Melting curve analysis is a well-established method for characterizing amplicons (e.g., for microbiological identification or for detecting mutations and SNPs). The goal of SNP studies is either the detection of different allelic variants of a given SNP or the identification of polymorphic positions at which previously unknown SNPs occur without determining the allele. Due to the modular design of the LightCycler 480 System, both approaches can be pursued. A broad range of detection chemistries and data analysis algorithms adds flexibility.
Homozygous and heterozygous samples can be differentiated easily using certain saturating DNA-binding dyes that do not interfere with amplification even at high concentrations and give sharp melting profiles (Figure 1). Once SNPs are known, their alleles are best analyzed by melting in the presence of sequence-specific labeled probes that bind with different affinities to different alleles, or allele combinations, in the SNP-containing region (Figure 2).
Melting curve raw data is generally represented by plotting fluorescence over temperature, with the data resolution and temperature range being higher with high-resolution dyes than with labeled probes (Figures 1a, 2a). To make analysis more convenient, the negative first derivatives
(-dF/dT) are often used, revealing melting temperatures at peaks (Figure 1b, 2b).
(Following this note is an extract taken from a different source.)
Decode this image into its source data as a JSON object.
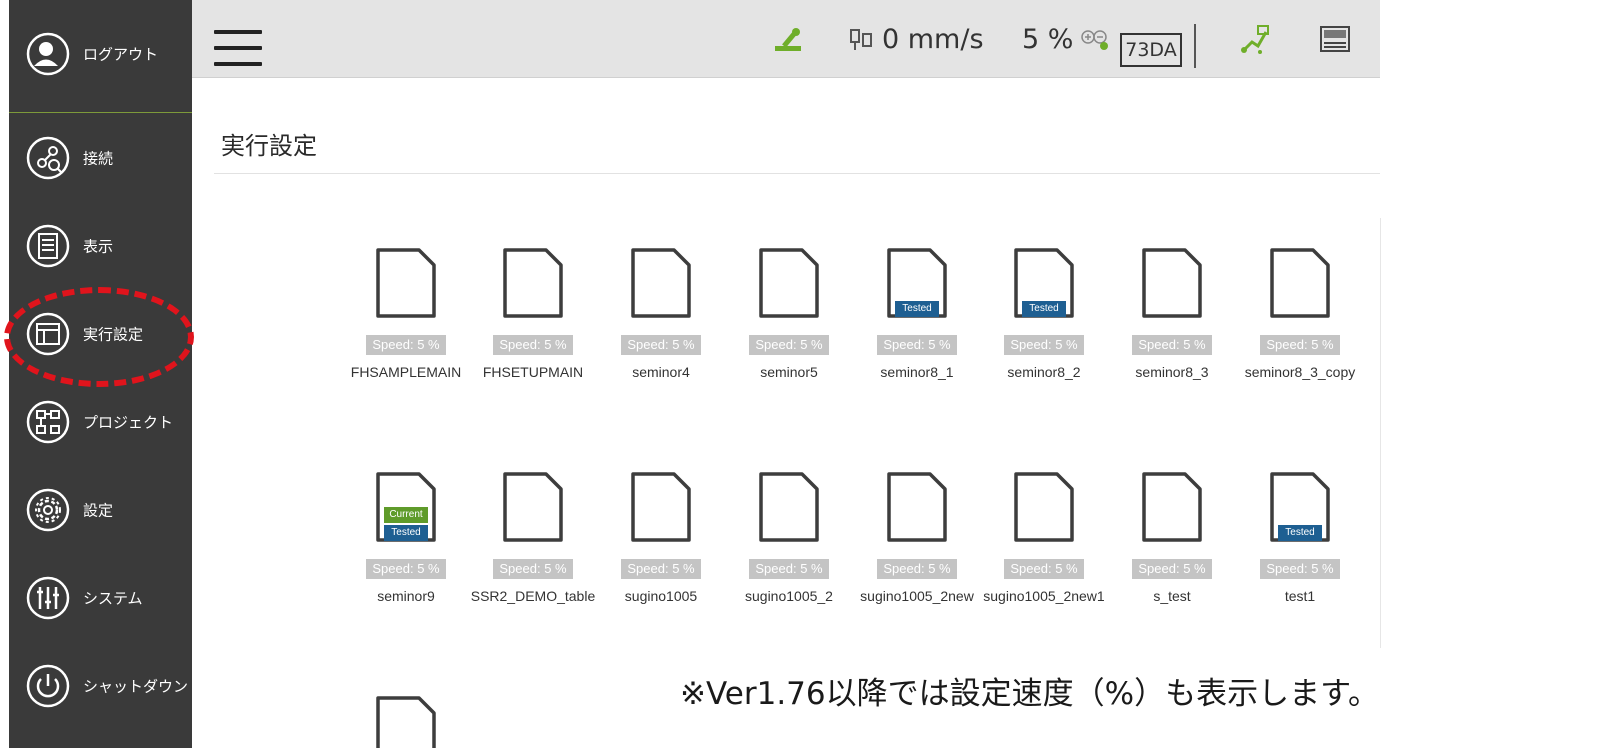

Data derived from homozygous wild types, homozygous mutants, and heterozygous samples can differ regarding peak number, peak position, or a combination of both. With high-resolution dyes, differences between melting peaks are often detectable but not always large enough to enable clear differentiation of homozygotes (Figure 1b). Using sequence-specific probes allows for a more reliable separation (Figure 2b). The LightCycler 480 Genotyping Software uses the latter approach for identifying SNP alleles.